The money in donated to athletics at OSU went into Mr. Pickens’s
hedge fund. Didn’t turn out too well.
The
hedge fund's energy bets paid off at first. Then the global financial crisis
hit and they lost much of their value between mid-2008 and late 2009—and so did
the Cowboy Athletics endowment. The endowment's $202 million investment in the
fund, which had grown in value to about $400 million, plunged to $125 million
by the time the money was withdrawn.
So what was the cause of these problems? Well there is this
Jerry
McCoy, a Washington lawyer who specializes in charitable-tax planning, says
complex life-insurance investment arrangements in general "pose a lot of
problems," including that "people don't die on schedule" to
guarantee returns.
Yeah, the age old problem of people not dying when
they are supposed to. But one of the
biggest problems is this. After the
insurance policy scam blew up and generated massive lawsuits, it turned out
that
Mr.
Pickens dismissed the warnings, referring to one of the consultants in his
deposition testimony as a "dumb cluck." Mr. Pickens said he left it
up to Mr. Holder to make the final investment decision.

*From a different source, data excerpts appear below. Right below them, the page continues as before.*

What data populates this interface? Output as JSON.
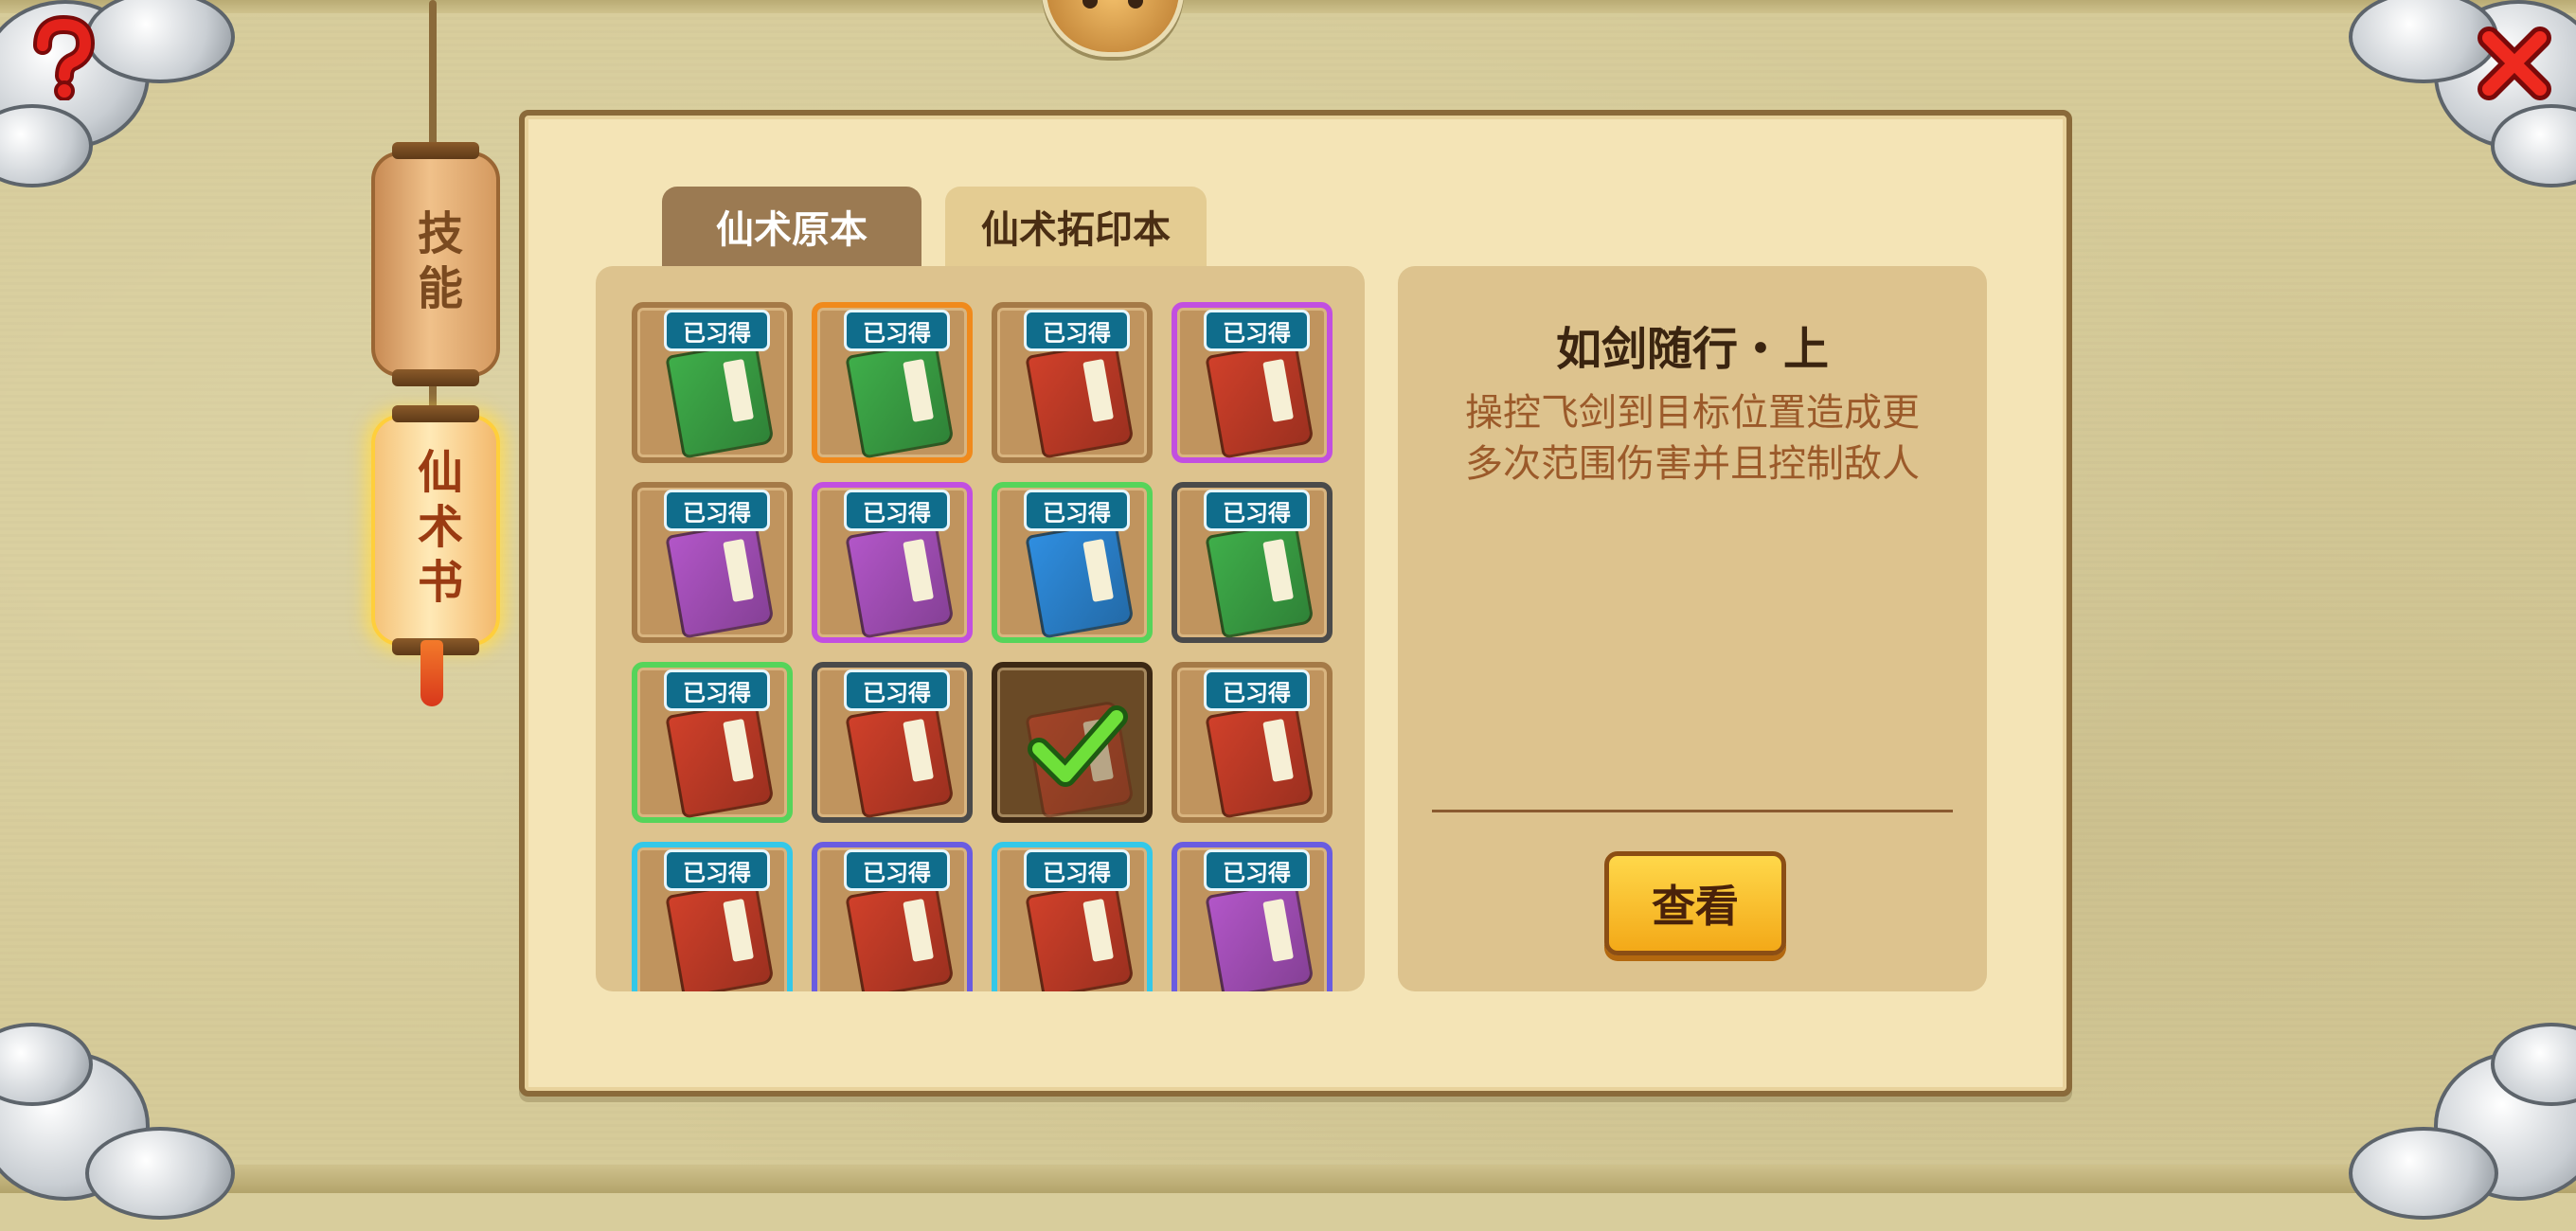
{
  "hud": {
    "help_icon": "question-mark-icon",
    "close_icon": "red-x-icon"
  },
  "side_tabs": [
    {
      "label": "技能",
      "state": "inactive"
    },
    {
      "label": "仙术书",
      "state": "active"
    }
  ],
  "tabs": [
    {
      "label": "仙术原本",
      "state": "inactive"
    },
    {
      "label": "仙术拓印本",
      "state": "active"
    }
  ],
  "grid": {
    "badge_text": "已习得",
    "items": [
      {
        "book_color": "green",
        "frame": "plain",
        "learned": true
      },
      {
        "book_color": "green",
        "frame": "orange",
        "learned": true
      },
      {
        "book_color": "red",
        "frame": "plain",
        "learned": true
      },
      {
        "book_color": "red",
        "frame": "purple",
        "learned": true
      },
      {
        "book_color": "purple",
        "frame": "plain",
        "learned": true
      },
      {
        "book_color": "purple",
        "frame": "purple",
        "learned": true
      },
      {
        "book_color": "blue",
        "frame": "green",
        "learned": true
      },
      {
        "book_color": "green",
        "frame": "dark",
        "learned": true
      },
      {
        "book_color": "red",
        "frame": "green",
        "learned": true
      },
      {
        "book_color": "red",
        "frame": "dark",
        "learned": true
      },
      {
        "book_color": "red",
        "frame": "selected",
        "learned": false,
        "selected": true
      },
      {
        "book_color": "red",
        "frame": "plain",
        "learned": true
      },
      {
        "book_color": "red",
        "frame": "cyan",
        "learned": true
      },
      {
        "book_color": "red",
        "frame": "indigo",
        "learned": true
      },
      {
        "book_color": "red",
        "frame": "cyan",
        "learned": true
      },
      {
        "book_color": "purple",
        "frame": "indigo",
        "learned": true
      }
    ]
  },
  "detail": {
    "title": "如剑随行・上",
    "description_lines": [
      "操控飞剑到目标位置造成更",
      "多次范围伤害并且控制敌人"
    ],
    "view_button": "查看"
  },
  "colors": {
    "book_green": "#3fae4a",
    "book_red": "#d0402a",
    "book_purple": "#b256c8",
    "book_blue": "#2f8ee0",
    "frame_orange": "#f08a1c",
    "frame_purple": "#c24fe0",
    "frame_green": "#56d45a",
    "frame_dark": "#4a4a4a",
    "frame_cyan": "#34c8e8",
    "frame_indigo": "#6a5ce0",
    "frame_plain": "#a57a47"
  }
}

And what was the expertise and background of Mr.
Holder to be given the role of making investment decisions on hundreds of
millions of dollars?
He
had served as the school's golf coach for more than three decades before being
named to head the athletics department in 2005, at Mr. Pickens's urging.
Oh, well as everyone knows serving as a college golf
coach for 30 years is definitely the person you want in charge of investing an
endowment fund.
So what else can be
learned from this debacle? Well the
argument that rich people need huge tax cuts to generate jobs doesn’t seem to
hold up well. Not many jobs were created
by Mr. Pickens’s gift to OSU athletics.
And assuming the gifts were tax deductible, this illustrates a tax code
that forces other tax paying Americans to subsidize gifts to a college football
program.
It is hard to see how
America is better off from
Mr. Pickens having donated a couple hundred millions to Oklahoma State
athletics. None of the money improves
the educational mission of the University.
About all it does is improve the entertainment mission of the
University, assuming it does have a mission of providing entertainment for Mr.
Pickens and his ilk.
And one final
conclusion. After reviewing the
mis-adventures of Mr. Pickens we have unassailable proof that people who make
large fortunes largely do so because of luck.
Certainly there is nothing to denote that Mr. Pickens has the skill to
have made anything higher than minimum wage.